One of the trigger areas for my well-read life is on road trips. You are off to explore somewhere new but you haven’t quite got there yet. You are seated but not quite comfortable. You have choices but are still contained.
Here are a few of the ways I keep my mind occupied when I’m on a trip (specifically with a few young people along with me).
I can’t read in the car because it makes me car sick but I can listen to a good audiobook. On our most recent road trip my husband and I matched our book choices to the locations we traveled through and it added a whole new element in the trip. Be sure to do research well in advance of your trip and ask for help at your local library. Searching for books by location can be a bit tricky.

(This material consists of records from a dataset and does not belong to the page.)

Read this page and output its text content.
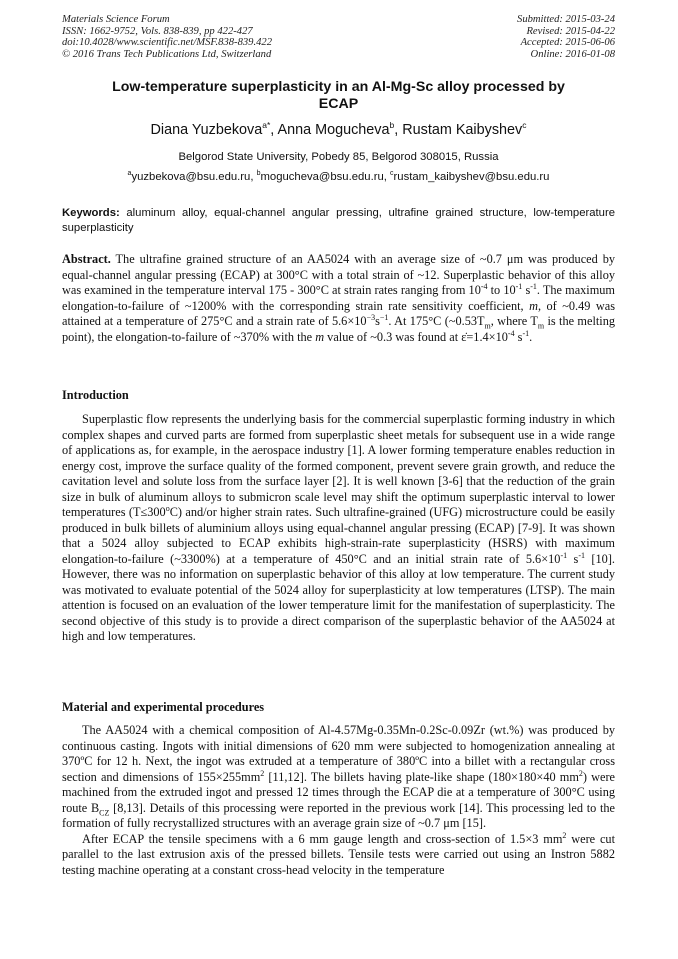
Materials Science Forum
ISSN: 1662-9752, Vols. 838-839, pp 422-427
doi:10.4028/www.scientific.net/MSF.838-839.422
© 2016 Trans Tech Publications Ltd, Switzerland
Submitted: 2015-03-24
Revised: 2015-04-22
Accepted: 2015-06-06
Online: 2016-01-08
Low-temperature superplasticity in an Al-Mg-Sc alloy processed by
ECAP
Diana Yuzbekova$^{a*}$, Anna Mogucheva$^b$, Rustam Kaibyshev$^c$
Belgorod State University, Pobedy 85, Belgorod 308015, Russia
$^a$yuzbekova@bsu.edu.ru, $^b$mogucheva@bsu.edu.ru, $^c$rustam_kaibyshev@bsu.edu.ru
Keywords: aluminum alloy, equal-channel angular pressing, ultrafine grained structure, low-temperature superplasticity
Abstract. The ultrafine grained structure of an AA5024 with an average size of ~0.7 μm was produced by equal-channel angular pressing (ECAP) at 300°C with a total strain of ~12. Superplastic behavior of this alloy was examined in the temperature interval 175 - 300°C at strain rates ranging from $10^{-4}$ to $10^{-1}$ $s^{-1}$. The maximum elongation-to-failure of ~1200% with the corresponding strain rate sensitivity coefficient, m, of ~0.49 was attained at a temperature of 275°C and a strain rate of $5.6\times 10^{-3}s^{-1}$. At 175°C ($\sim 0.53T_m$, where $T_m$ is the melting point), the elongation-to-failure of ~370% with the m value of ~0.3 was found at $\varepsiloṅ=1.4\times 10^{-4}$ $s^{-1}$.
Introduction

Superplastic flow represents the underlying basis for the commercial superplastic forming industry in which complex shapes and curved parts are formed from superplastic sheet metals for subsequent use in a wide range of applications as, for example, in the aerospace industry [1]. A lower forming temperature enables reduction in energy cost, improve the surface quality of the formed component, prevent severe grain growth, and reduce the cavitation level and solute loss from the surface layer [2]. It is well known [3-6] that the reduction of the grain size in bulk of aluminum alloys to submicron scale level may shift the optimum superplastic interval to lower temperatures $(T\le 300^oC)$ and/or higher strain rates. Such ultrafine-grained (UFG) microstructure could be easily produced in bulk billets of aluminium alloys using equal-channel angular pressing (ECAP) [7-9]. It was shown that a 5024 alloy subjected to ECAP exhibits high-strain-rate superplasticity (HSRS) with maximum elongation-to-failure (~3300%) at a temperature of 450°C and an initial strain rate of $5.6\times 10^{-1}$ $s^{-1}$ [10]. However, there was no information on superplastic behavior of this alloy at low temperature. The current study was motivated to evaluate potential of the 5024 alloy for superplasticity at low temperatures (LTSP). The main attention is focused on an evaluation of the lower temperature limit for the manifestation of superplasticity. The second objective of this study is to provide a direct comparison of the superplastic behavior of the AA5024 at high and low temperatures.

Material and experimental procedures

The AA5024 with a chemical composition of Al-4.57Mg-0.35Mn-0.2Sc-0.09Zr (wt.%) was produced by continuous casting. Ingots with initial dimensions of 620 mm were subjected to homogenization annealing at 370ºC for 12 h. Next, the ingot was extruded at a temperature of 380ºC into a billet with a rectangular cross section and dimensions of $155\times 255mm^2$ [11,12]. The billets having plate-like shape (180×180×40 $mm^2$) were machined from the extruded ingot and pressed 12 times through the ECAP die at a temperature of 300°C using route $B_{CZ}$ [8,13]. Details of this processing were reported in the previous work [14]. This processing led to the formation of fully recrystallized structures with an average grain size of ~0.7 μm [15].

After ECAP the tensile specimens with a 6 mm gauge length and cross-section of 1.5×3 $mm^2$ were cut parallel to the last extrusion axis of the pressed billets. Tensile tests were carried out using an Instron 5882 testing machine operating at a constant cross-head velocity in the temperature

This is a game with no need for materials or complicated rules. Every participant chooses a number. The higher number the longer the game lasts so use your judgement. Then you count something and when it gets to your number you “claim it.” Typically, we do cars for this but you could also do houses, animals, street signs, semi trucks or retail stores. Just depends on your trip and your surroundings and the interest of the participants.
I started this one with my nieces and nephews on the way to grandma’s house. Whenever we came to a street name, they each had an opportunity to tell us a story about how the street got its name. Now depending on your audience, you might want to set time limits but if the idea is to kill time, just let them rattle on. In my case, a lot of streets seemed to be named for explosions. For a bonus, look up the real reason the street got its name. For longer trips, you could do this with the names of towns or stores as well.
Need some peace in the car? Challenge your passengers to stay still and silent. This again can go as long as you want. The shenanigans can get elaborate as they wave their arms and attempt to communicate without sound but it is well worth it for some time with your own thoughts.
Would you rather?
This one promotes conversation and an opportunity to get to know each other. You can use an app or just have participants come up with their own questions. Be sure to ask the all-important follow-up question – why? – to really get to know your company.
You can count anything on your drive. Cars, animals, plants, signs, or out-of-state license plates. My 20-year-old son still remembers choosing a brand of car and counting how many he saw on the six-hour drive to his grandma’s house.